When Isaac Minani, flocked to the market to shop for the festive season last week, he was surprised to find the price of matooke, rice, posho and meat to have drastically increased.
He notes that they used to take pride in being able to eat what they wanted during the festival season without worrying much about the cost but now that has radically changed what they eat.
The 36 year old father of three who spends 34 % of his income on food says that it is unbelievable, the cost of a kilogram of meat in some butcheries went from Rwf 3,500 to Rwf4, 000 while an average size bunch of the banana is costing between Rwf 6,000 to Rwf 8,000 the bigger bunches going for as much as Rwf 10,000.
When Rwanda Dispatched asked him how inflation has impacted on his income habits during the festival season, the history teacher retorted, and “It has led to buying less because the burden is getting higher.”
“Prices of basic food items like milk, bread, sugar and maize flour have spiked sharply in recent months, it has become a challenge for me to afford three meals a day.” He adds
Marie Claire Iradunduka a vendor in Kayonza open air market says that most consumers have resorted to purchasing food like Matooke in kilograms or fingers instead of clusters, however she notes that, does not mean a kilogram comes cheap.
Even though figures released by the National Institute of Statistics (NISR) last week show that the economy expanded by 10 per cent in the third quarter, unemployment has remained high at just about 18 per cent and most Rwandans are saying they are struggling to put food on the table.
Urban Consumer Price Index (CPI) increased by 21.7 per cent on annual basis in November up from 20.1 per cent in October. The annual average inflation rate between November 2022 and November 2021 was 12.3 percent
Food and non-alcoholic beverages’ increased by 45.4 percent, ‘Housing, water, electricity, gas and other fuels’ increased by 8.8 percent and Transport increased by 13.7 percent.
According to Desire Izamuhaye who owns a bar in Eastern Province the prices for Primus, Mutzig, Turbo King and soft drinks like soda radically increased weeks before the festival season.

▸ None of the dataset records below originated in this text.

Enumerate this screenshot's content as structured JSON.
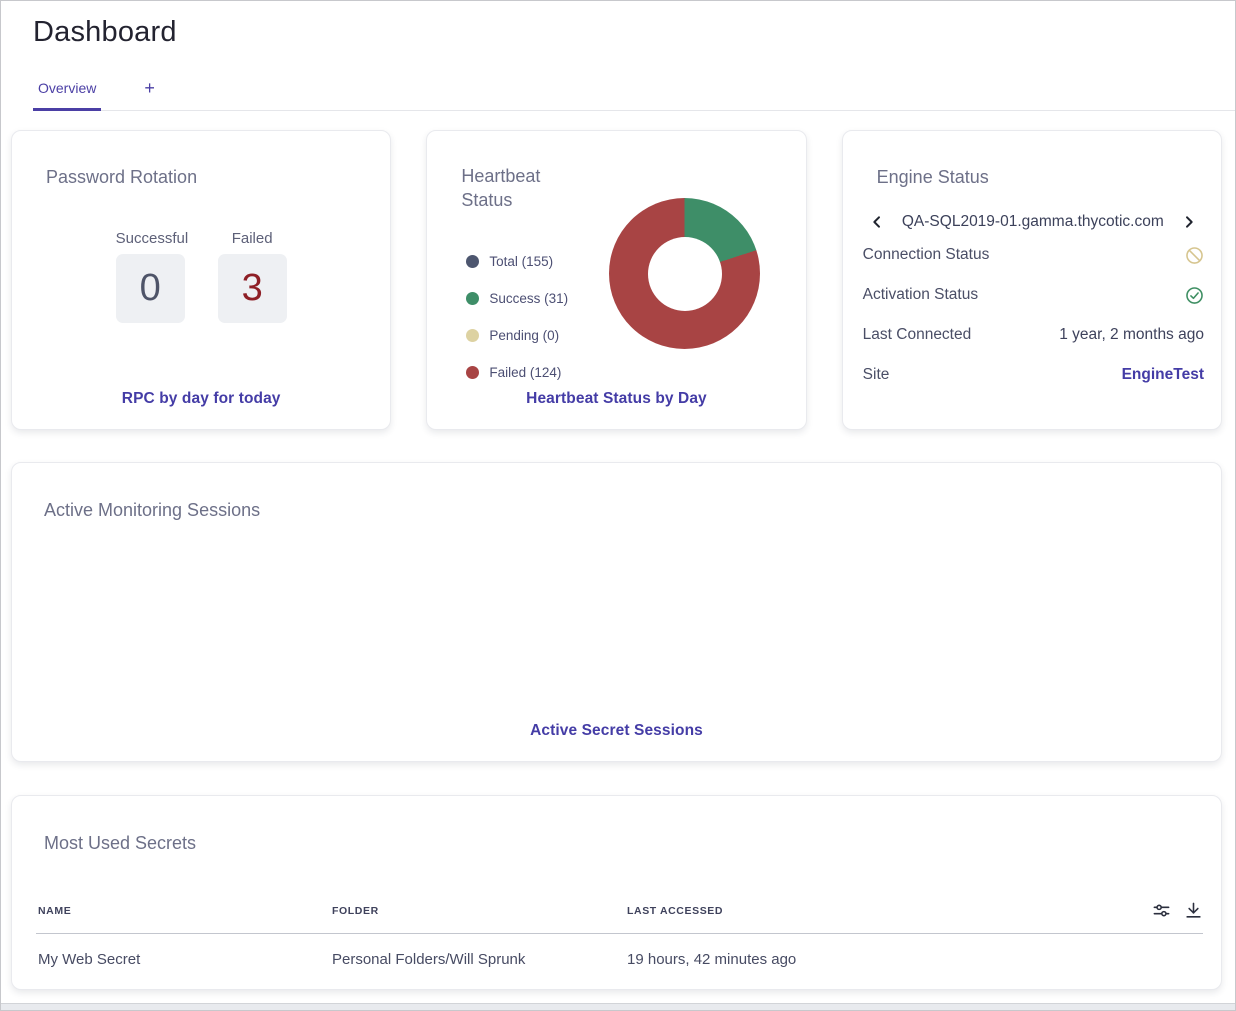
{
  "page": {
    "title": "Dashboard"
  },
  "tabs": {
    "overview": "Overview",
    "add": "+"
  },
  "accent_color": "#4b3fa5",
  "password_rotation": {
    "title": "Password Rotation",
    "stats": [
      {
        "label": "Successful",
        "value": "0",
        "color": "#4e5468"
      },
      {
        "label": "Failed",
        "value": "3",
        "color": "#8e1f26"
      }
    ],
    "link": "RPC by day for today"
  },
  "heartbeat": {
    "title": "Heartbeat Status",
    "legend": [
      {
        "label": "Total (155)",
        "color": "#4d566f"
      },
      {
        "label": "Success (31)",
        "color": "#3e8e68"
      },
      {
        "label": "Pending (0)",
        "color": "#ddd2a2"
      },
      {
        "label": "Failed (124)",
        "color": "#a84444"
      }
    ],
    "link": "Heartbeat Status by Day"
  },
  "chart_data": {
    "type": "pie",
    "title": "Heartbeat Status",
    "labels": [
      "Total",
      "Success",
      "Pending",
      "Failed"
    ],
    "values": [
      155,
      31,
      0,
      124
    ],
    "segments": [
      {
        "label": "Success",
        "value": 31,
        "color": "#3e8e68"
      },
      {
        "label": "Pending",
        "value": 0,
        "color": "#ddd2a2"
      },
      {
        "label": "Failed",
        "value": 124,
        "color": "#a84444"
      }
    ],
    "donut_hole_ratio": 0.49,
    "legend_position": "left",
    "start_angle_deg": 0
  },
  "engine_status": {
    "title": "Engine Status",
    "engine_name": "QA-SQL2019-01.gamma.thycotic.com",
    "connection_status_label": "Connection Status",
    "connection_icon_color": "#d6c58f",
    "activation_status_label": "Activation Status",
    "activation_icon_color": "#3f8f63",
    "last_connected_label": "Last Connected",
    "last_connected_value": "1 year, 2 months ago",
    "site_label": "Site",
    "site_value": "EngineTest"
  },
  "active_monitoring": {
    "title": "Active Monitoring Sessions",
    "link": "Active Secret Sessions"
  },
  "most_used_secrets": {
    "title": "Most Used Secrets",
    "columns": [
      "NAME",
      "FOLDER",
      "LAST ACCESSED"
    ],
    "rows": [
      {
        "name": "My Web Secret",
        "folder": "Personal Folders/Will Sprunk",
        "last_accessed": "19 hours, 42 minutes ago"
      }
    ]
  }
}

He points out that one bottle of Mutzig is costing between Rwf 1500 to Rwf 1700. A cold Primus is sold at Rwf1,500 while Heineken has increased from Rwf 1,000 to Rwf1, 200, and a small bottle of soda is selling at Rwf600.
“We received the new tariff from Bralirwa noting that a crate of Mutzig beer purchased from distributors is costing Rwf 13,000 before retail, a crate of Primus is selling 10,500, and Heineken is selling at Rwf 20,000. Interestingly, they have not explained why” Desire adds.
Olivier Ngiruwonsanga, a motorist in Eastern Province says that prices of basic food commodities in the market have gone up. Cowpeas, carrots, onions, tomatoes have increased, even Irish potatoes.
“The increase in the cost of sweet bananas at the market is due to the spike in the farm price caused due to scarcity. Rice, maize, cassava and beans which complement bananas on the food table have also increased during this festival season even when we’re having rains in parts of the country” He explains.
Though the frustration in the market is collective, the financial squeeze is more painful on a personal level.
Jeanine Munyeshulli Kamanzi, a mother of four who loves cooking several dishes for the family and relatives every festival season, says that it is becoming different because she cannot buy as much as she did in previous years.
“The cost of ingredients like spices and groceries has gone up; I did not prepare different sauces because it is pricey now. We didn’t invite friends to sit around the table to enjoy themselves. Instead I decided to cook simple meals for family only, it’s really sad” She noted, adding that they have focused on cutting the budget on food.
Some consumers have made changes because of current circumstances. Jean Damascene Bizimana, a tailor in the Rukara sector, says that he used to take his family to dine out in a hotel after church on Christmas.
But with menu prices rising due to inflation he now sees a reason to change eating habits.
“We used to enjoy simple pleasures during the festival season but those are out now, the cost of living is spiraling out of control, we’re getting used to being happier with home-cooked meals.” He explains.
He observes that prices of other commodities have also increased, for instance one litre of cooking oil has increased from Rwf 3300 to Rwf 4,200; maize floore has increased from 800 to Rwf 1,000 while a kilogram of bean increased from Rwf 500 to Rwf 850.